Sky News and 16 other UK publishers are launching Snapchat “shows” for the first time, but for many making money “doesn’t really matter” compared with the opportunity to reach new audiences.
Publishers like the Guardian, Vice, Cosmopolitan UK, Pink News are among 17 brands creating 26 news, lifestyle and content series for Snapchat’s expanded Discover page in the UK (where content is published).
The new shows will have dedicated profile pages and appear on Discover alongside existing publisher stories and daily editions from the likes of the Telegraph, the Sun and the Economist.
Shows are designed to be on average five minutes long with a clear narrative and are more hyper-visual than “snaps”, which are a maximum of ten seconds long. The shows will also make use of motion graphics, split screens and quick video cuts – moving closer to traditional TV.

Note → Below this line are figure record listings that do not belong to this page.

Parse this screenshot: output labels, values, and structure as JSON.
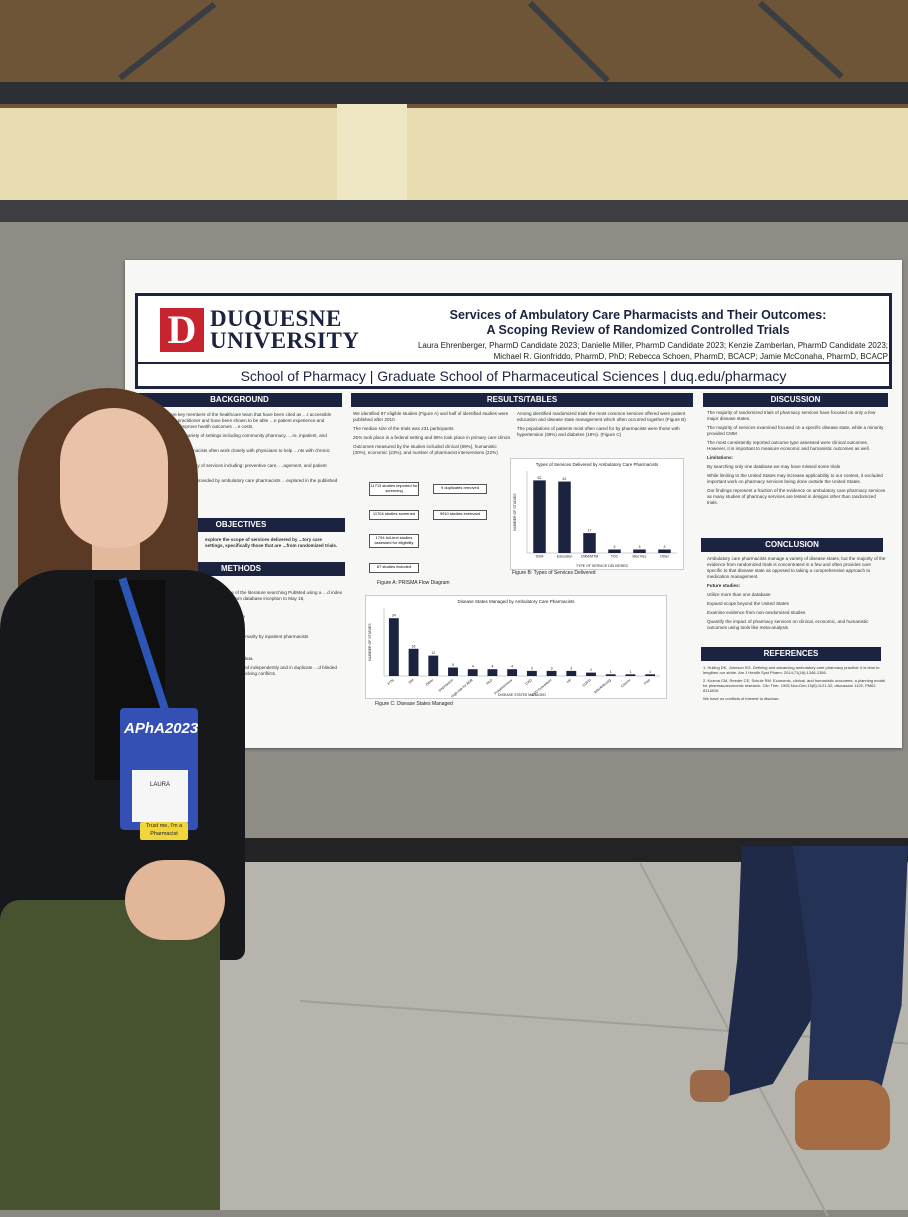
{
  "poster": {
    "logo_letter": "D",
    "logo_line1": "DUQUESNE",
    "logo_line2": "UNIVERSITY",
    "title_line1": "Services of Ambulatory Care Pharmacists and Their Outcomes:",
    "title_line2": "A Scoping Review of Randomized Controlled Trials",
    "authors_line1": "Laura Ehrenberger, PharmD Candidate 2023; Danielle Miller, PharmD Candidate 2023; Kenzie Zamberlan, PharmD Candidate 2023;",
    "authors_line2": "Michael R. Gionfriddo, PharmD, PhD; Rebecca Schoen, PharmD, BCACP; Jamie McConaha, PharmD, BCACP",
    "footer": "School of Pharmacy  |  Graduate School of Pharmaceutical Sciences  |  duq.edu/pharmacy",
    "sections": {
      "background": "BACKGROUND",
      "objectives": "OBJECTIVES",
      "methods": "METHODS",
      "results": "RESULTS/TABLES",
      "discussion": "DISCUSSION",
      "conclusion": "CONCLUSION",
      "references": "REFERENCES"
    },
    "results_text": {
      "r1": "We identified 87 eligible studies (Figure A) and half of identified studies were published after 2010",
      "r2": "The median size of the trials was 231 participants",
      "r3": "25% took place in a federal setting and 85% took place in primary care clinics",
      "r4": "Outcomes measured by the studies included clinical (89%), humanistic (30%), economic (23%), and number of pharmacist interventions (22%)",
      "r5": "Among identified randomized trials the most common services offered were patient education and disease state management which often occurred together (Figure B)",
      "r6": "The populations of patients most often cared for by pharmacists were those with hypertension (39%) and diabetes (18%). (Figure C)"
    },
    "flow": {
      "b1": "11713 studies imported for screening",
      "b2": "9 duplicates removed",
      "b3": "11704 studies screened",
      "b4": "9910 studies irrelevant",
      "b5": "1794 full-text studies assessed for eligibility",
      "b6": "87 studies included",
      "caption": "Figure A: PRISMA Flow Diagram"
    },
    "figB": {
      "title": "Types of Services Delivered by Ambulatory Care Pharmacists",
      "caption": "Figure B: Types of Services Delivered",
      "xlabel": "TYPE OF SERVICE DELIVERED",
      "ylabel": "NUMBER OF STUDIES"
    },
    "figC": {
      "title": "Disease States Managed by Ambulatory Care Pharmacists",
      "caption": "Figure C: Disease States Managed",
      "xlabel": "DISEASE STATES MANAGED",
      "ylabel": "NUMBER OF STUDIES"
    },
    "discussion_text": {
      "d1": "The majority of randomized trials of pharmacy services have focused on only a few major disease states.",
      "d2": "The majority of services examined focused on a specific disease state, while a minority provided CMM",
      "d3": "The most consistently reported outcome type assessed were clinical outcomes. However, it is important to measure economic and humanistic outcomes as well.",
      "limitations": "Limitations:",
      "l1": "By searching only one database we may have missed some trials",
      "l2": "While limiting to the United States may increase applicability to our context, it excluded important work on pharmacy services being done outside the United States.",
      "l3": "Our findings represent a fraction of the evidence on ambulatory care pharmacy services as many studies of pharmacy services are tested in designs other than randomized trials."
    },
    "conclusion_text": {
      "c1": "Ambulatory care pharmacists manage a variety of disease states, but the majority of the evidence from randomized trials is concentrated in a few and often provides care specific to that disease state as opposed to taking a comprehensive approach to medication management.",
      "future": "Future studies:",
      "f1": "Utilize more than one database",
      "f2": "Expand scope beyond the United States",
      "f3": "Examine evidence from non-randomized studies",
      "f4": "Quantify the impact of pharmacy services on clinical, economic, and humanistic outcomes using tools like meta-analysis"
    },
    "references_text": {
      "ref1": "1. Huiling DK, Johnson SG. Defining and advancing ambulatory care pharmacy practice: it is time to lengthen our stride. Am J Health Syst Pharm. 2014;71(16):1348-1356.",
      "ref2": "2. Kozma CM, Reeder CE, Schulz RM. Economic, clinical, and humanistic outcomes: a planning model for pharmacoeconomic research. Clin Ther. 1993 Nov-Dec;15(6):1121-32; discussion 1120. PMID: 8111809.",
      "ref3": "We have no conflicts of interest to disclose."
    },
    "objectives_text": "explore the scope of services delivered by ...tory care settings, specifically those that are ...from randomized trials."
  },
  "badge": {
    "brand": "APhA2023",
    "name": "LAURA",
    "strip": "Trust me, I'm a Pharmacist"
  },
  "chart_data": [
    {
      "type": "bar",
      "title": "Types of Services Delivered by Ambulatory Care Pharmacists",
      "xlabel": "TYPE OF SERVICE DELIVERED",
      "ylabel": "NUMBER OF STUDIES",
      "categories": [
        "DSM",
        "Education",
        "CMM/MTM",
        "TOC",
        "Med Rec",
        "Other"
      ],
      "values": [
        62,
        61,
        17,
        3,
        3,
        3
      ],
      "ylim": [
        0,
        70
      ]
    },
    {
      "type": "bar",
      "title": "Disease States Managed by Ambulatory Care Pharmacists",
      "xlabel": "DISEASE STATES MANAGED",
      "ylabel": "NUMBER OF STUDIES",
      "categories": [
        "HTN",
        "DM",
        "Other",
        "Depression",
        "High-risk for ADR",
        "HLD",
        "Polypharmacy",
        "CKD",
        "CVD Prevention",
        "HF",
        "COPD",
        "Afib/Anticoag",
        "Cancer",
        "Pain"
      ],
      "values": [
        34,
        16,
        12,
        5,
        4,
        4,
        4,
        3,
        3,
        3,
        2,
        1,
        1,
        1
      ],
      "ylim": [
        0,
        40
      ]
    }
  ]
}
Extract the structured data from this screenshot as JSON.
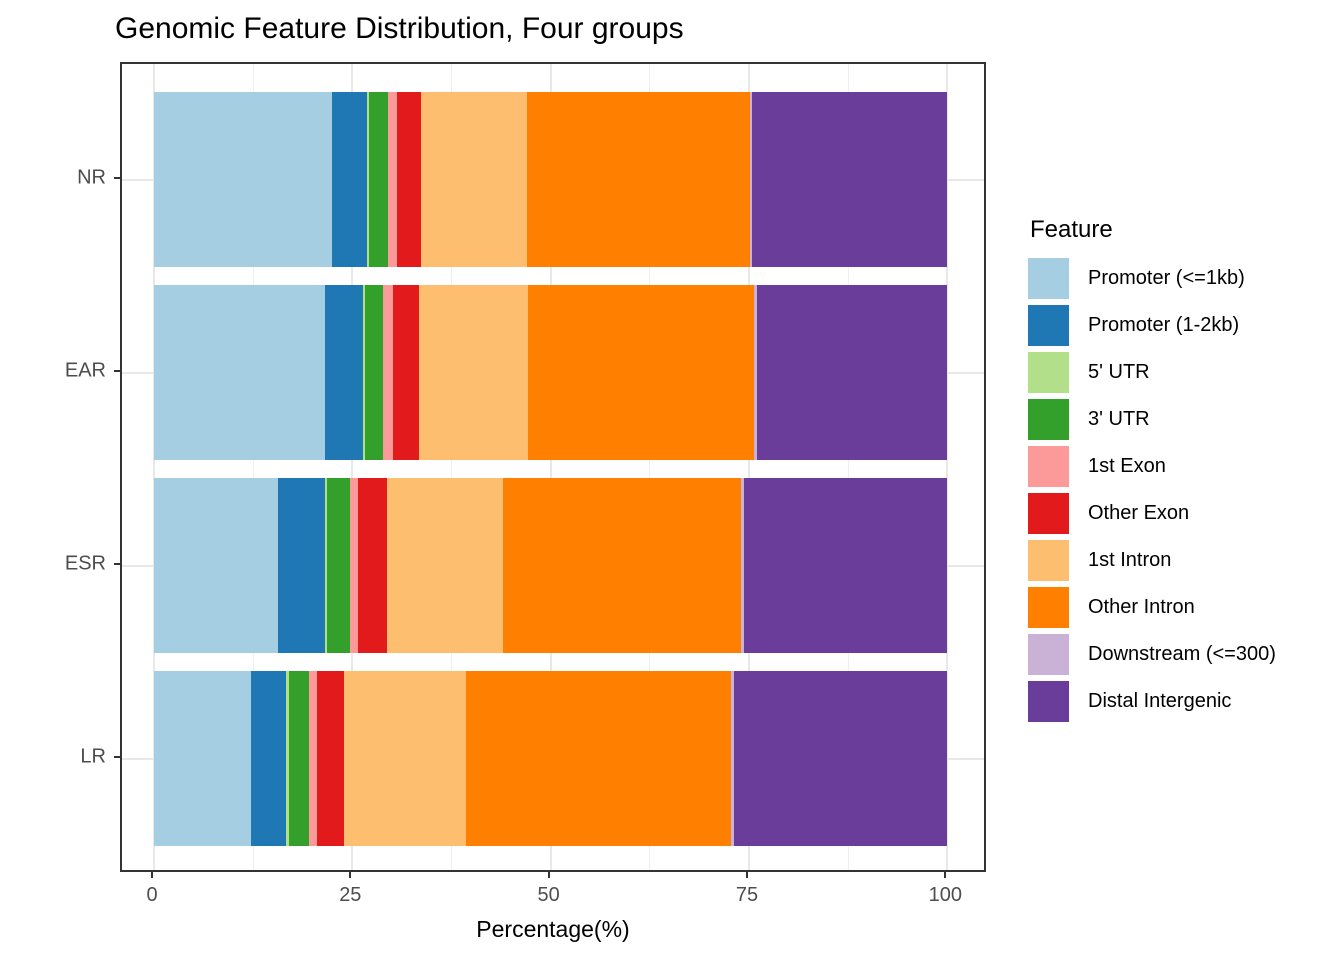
{
  "chart_data": {
    "type": "bar",
    "orientation": "horizontal",
    "stacked": true,
    "title": "Genomic Feature Distribution, Four groups",
    "xlabel": "Percentage(%)",
    "ylabel": "",
    "xlim": [
      0,
      100
    ],
    "x_ticks": [
      0,
      25,
      50,
      75,
      100
    ],
    "x_tick_labels": [
      "0",
      "25",
      "50",
      "75",
      "100"
    ],
    "minor_x_ticks": [
      12.5,
      37.5,
      62.5,
      87.5
    ],
    "grid": "on",
    "categories": [
      "NR",
      "EAR",
      "ESR",
      "LR"
    ],
    "legend_title": "Feature",
    "legend_position": "right",
    "series": [
      {
        "name": "Promoter (<=1kb)",
        "color": "#A6CEE3",
        "values": [
          22.4,
          21.6,
          15.6,
          12.2
        ]
      },
      {
        "name": "Promoter (1-2kb)",
        "color": "#1F78B4",
        "values": [
          4.4,
          4.7,
          5.9,
          4.5
        ]
      },
      {
        "name": "5' UTR",
        "color": "#B2DF8A",
        "values": [
          0.3,
          0.3,
          0.3,
          0.3
        ]
      },
      {
        "name": "3' UTR",
        "color": "#33A02C",
        "values": [
          2.4,
          2.3,
          2.9,
          2.5
        ]
      },
      {
        "name": "1st Exon",
        "color": "#FB9A99",
        "values": [
          1.1,
          1.2,
          1.0,
          1.1
        ]
      },
      {
        "name": "Other Exon",
        "color": "#E31A1C",
        "values": [
          3.0,
          3.3,
          3.7,
          3.4
        ]
      },
      {
        "name": "1st Intron",
        "color": "#FDBF6F",
        "values": [
          13.4,
          13.7,
          14.6,
          15.3
        ]
      },
      {
        "name": "Other Intron",
        "color": "#FF7F00",
        "values": [
          28.1,
          28.6,
          30.0,
          33.5
        ]
      },
      {
        "name": "Downstream (<=300)",
        "color": "#CAB2D6",
        "values": [
          0.3,
          0.3,
          0.4,
          0.3
        ]
      },
      {
        "name": "Distal Intergenic",
        "color": "#6A3D9A",
        "values": [
          24.6,
          24.0,
          25.6,
          26.9
        ]
      }
    ]
  }
}
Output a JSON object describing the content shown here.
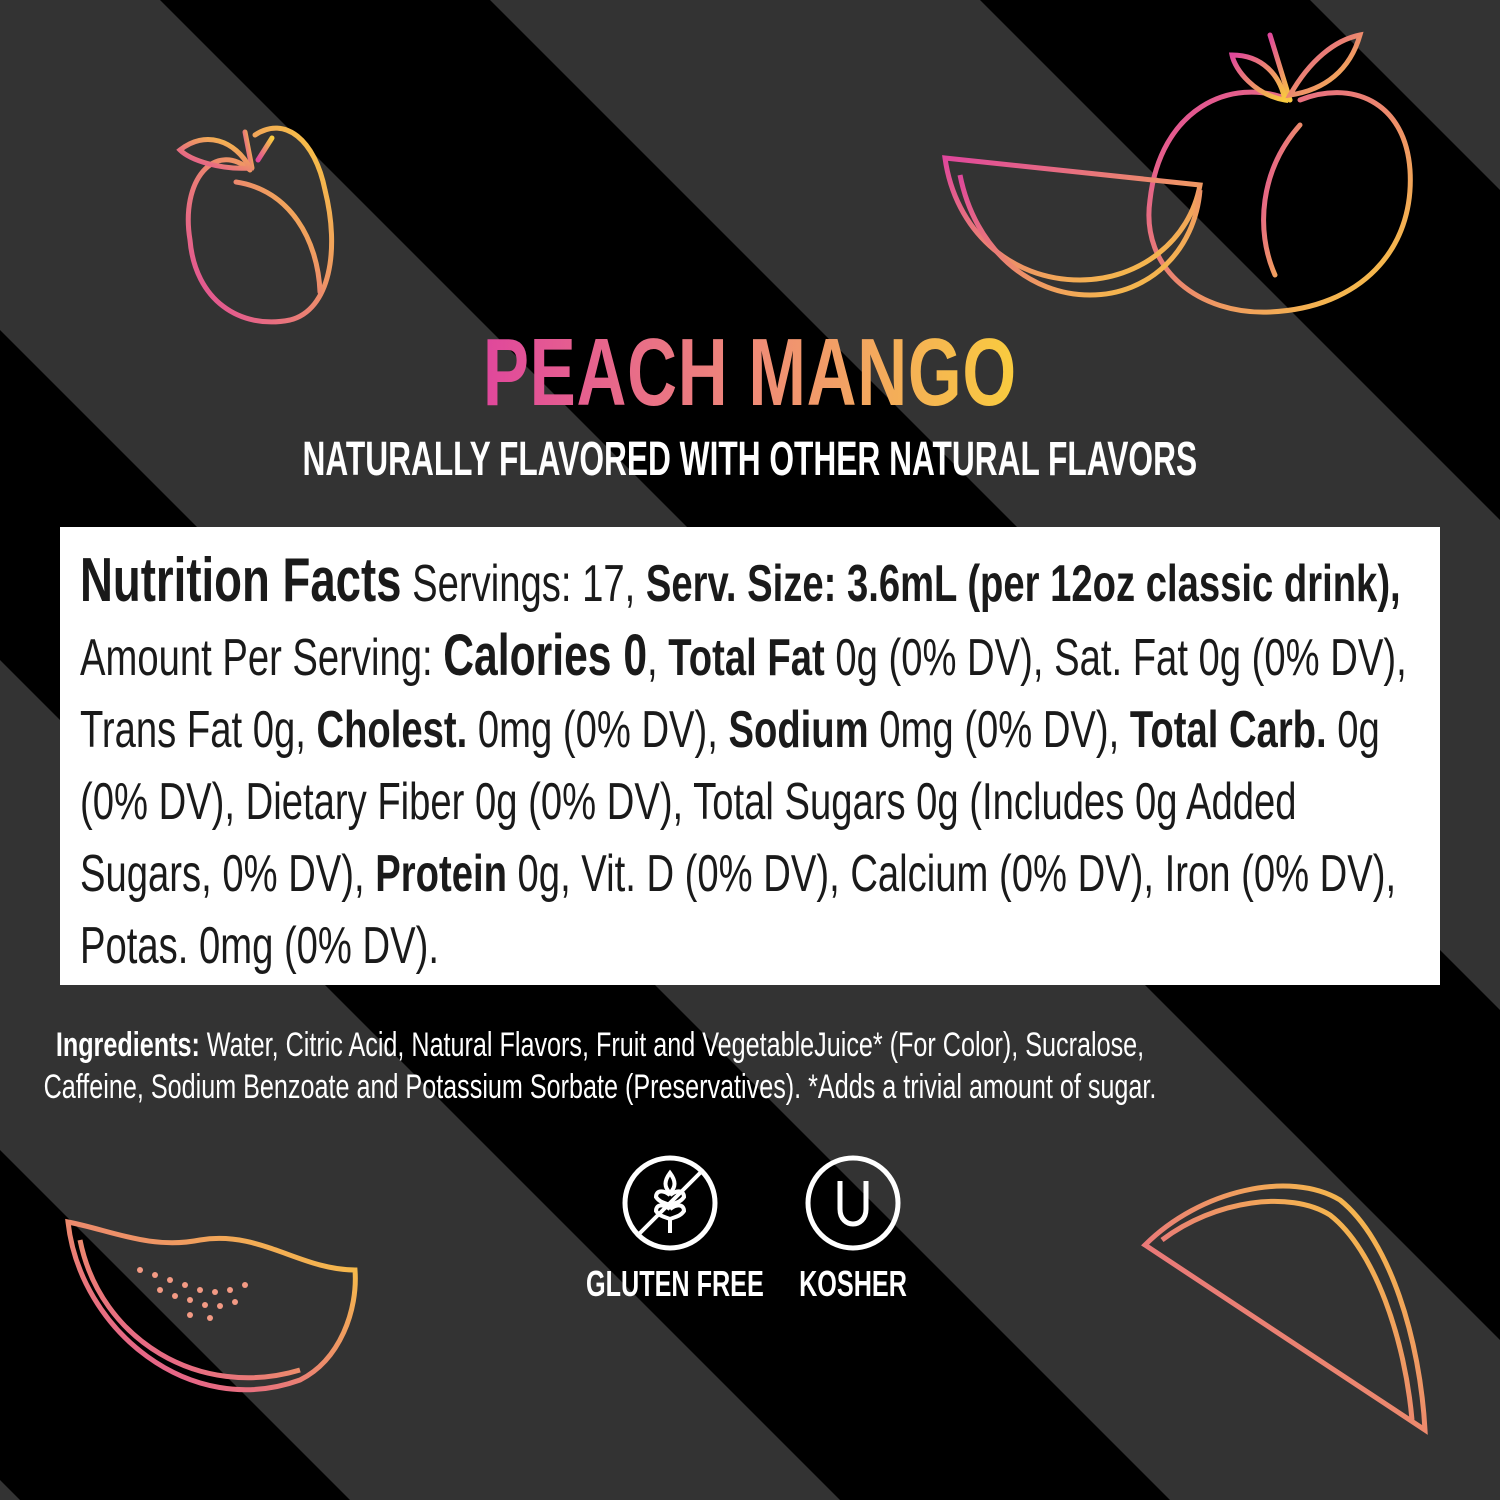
{
  "colors": {
    "background": "#333333",
    "stripe": "#000000",
    "gradient_start": "#e0479c",
    "gradient_end": "#f9cc3e",
    "panel": "#ffffff"
  },
  "title": "PEACH MANGO",
  "subtitle": "NATURALLY FLAVORED WITH OTHER NATURAL FLAVORS",
  "nutrition": [
    {
      "text": "Nutrition Facts",
      "style": "h"
    },
    {
      "text": " Servings: 17, ",
      "style": ""
    },
    {
      "text": "Serv. Size: 3.6mL (per 12oz classic drink),",
      "style": "b"
    },
    {
      "text": " Amount Per Serving: ",
      "style": ""
    },
    {
      "text": "Calories 0",
      "style": "c"
    },
    {
      "text": ", ",
      "style": ""
    },
    {
      "text": "Total Fat",
      "style": "b"
    },
    {
      "text": " 0g (0% DV), Sat. Fat 0g (0% DV), Trans Fat 0g, ",
      "style": ""
    },
    {
      "text": "Cholest.",
      "style": "b"
    },
    {
      "text": " 0mg (0% DV), ",
      "style": ""
    },
    {
      "text": "Sodium",
      "style": "b"
    },
    {
      "text": " 0mg (0% DV), ",
      "style": ""
    },
    {
      "text": "Total Carb.",
      "style": "b"
    },
    {
      "text": " 0g (0% DV), Dietary Fiber 0g (0% DV), Total Sugars 0g (Includes 0g Added Sugars, 0% DV), ",
      "style": ""
    },
    {
      "text": "Protein",
      "style": "b"
    },
    {
      "text": " 0g, Vit. D (0% DV), Calcium (0% DV), Iron (0% DV), Potas. 0mg (0% DV).",
      "style": ""
    }
  ],
  "ingredients": {
    "label": "Ingredients:",
    "text": " Water, Citric Acid, Natural Flavors, Fruit and VegetableJuice* (For Color), Sucralose, Caffeine, Sodium Benzoate and Potassium Sorbate (Preservatives). *Adds a trivial amount of sugar."
  },
  "badges": [
    {
      "label": "GLUTEN FREE",
      "icon": "gluten-free-icon"
    },
    {
      "label": "KOSHER",
      "icon": "kosher-icon"
    }
  ]
}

Snapchat said its existing US shows, available in the UK, were already attracting an audience of 5m users, while the time spent watching shows globally has more than tripled since the start of the year.
Rami Saad, head of international content partnerships at Snap, said having a diverse mix of publisher partners with a focus on “authoritative and credible” brands would help stop the platform from becoming an “echo chamber”.
Publishers will earn money from Snapchat commercials, a six-second non-skippable ad format which runs within shows. A revenue share agreement is in place, but Saad would not comment on the split between Snapchat and publishers.
Speaking at a presentation this morning, Sky News output editor Alan Strange said it was important to showcase the broadcaster’s “trusted and authoritative news” to help bring “clarity in an uncertain world” alongside more lifestyle-focused genres.
He said: “The decision to publish on Snapchat was an open goal for us because it was a way for us to take an existing legacy brand as Sky News and start to reach new audiences, particularly younger audiences, and also just to experiment with storytelling which was the most exciting thing for us.
“Our ambition and our strategy overall is to get the best of our journalism in front of as many people as possible and that’s evolved over time to… work with platforms that we think match that ambition.”
Strange added that the new format meant Sky News could “produce premium longer-form content that can sit and have a longer shelf life” compared to the daily edition with individual news stories that quickly date.
Sky News today launched its new Snapchat show Hotspots, which goes behind the scenes of big international stories with top correspondents like Alex Crawford.
Strange said: “These are stories that are important stories of our time that can get lost sometimes when they just have one run or a few runs on a linear channel.”
The broadcaster will also launch a second show, Divided, featuring “interviews with people with powerful stories to tell”, and plans to develop more, while Sky Sports is also experimenting with the genre.
Strange added that although Sky News’s Snapchat revenue was “paying for itself”, making money is not essential despite having the pressures that come from being part of a large commercial organisation.
He said: “At Sky News we’ve always built the walls around the newsroom. We’re quite fiercely independent. We don’t want to be journalists to make money.
“So while everything we do has to justify its existence, it doesn’t have to justify its existence through revenue as a business model, which is pretty good.”
Strange added that the decision had been made to turn off ads for Hotspots for its launch today, explaining: “We just thought we want people to see this and we don’t want to have any ads in the wrong place”.
He added: “Making money doesn’t really matter but the other stuff absolutely does – reaching new audiences and getting the journalism out there.”
Vice is creating five shows across its main channel and fashion channel i-D including Life Hacks with Oobah Butler and Most Expensivest, about how the 1 per cent spend their money.
Olly Osborne, EMEA marketing director, said Vice’s key objective was to “reach audiences wherever they spend their time”.
“For us it’s about that balance of looking at the revenue opportunity plus also looking at the audience growth opportunity as well… we want to evaluate all of those pieces alongside each other.
“The audience growth opportunity that we’ve seen with our channels has been amazing. We’re expecting a similar scenario with shows as well.”
Osborne said Vice now produces 5,000 pieces of content each month in Europe and there was not enough space within its existing Snapchat channels to expand on them.
He said: “The opportunity to break things out into specific shows and say this is our Discover channels, this is what you get here, this is editorial, and here’s our premium video offering over here, that for us was the delineation we wanted to make.”
Mick Greenwood, director of visual content at Culture Trip, said the travel and lifestyle website is venture capital backed, meaning “we are not necessarily in the phase of our evolution where we need to make money right now”.
Launching the eight-part food and culture series Hungerlust on Snapchat, Greenwood added: “So for us it’s about marketing. We’re a digital company and we think we would rather have people know about us and what we do… Snapchat is a way of getting eyeballs.”
The Guardian is another traditional news publisher set to launch a Snapchat show with Fake Or For Real, which it said would “challenge viewers on their preconceptions about current news”.
In a statement, Guardian chief customer officer Anna Bateson said the show “drives a high amount of interest and engagement”, adding that the newsbrand was “delighted” to deliver its journalism to a wider audience using the platform.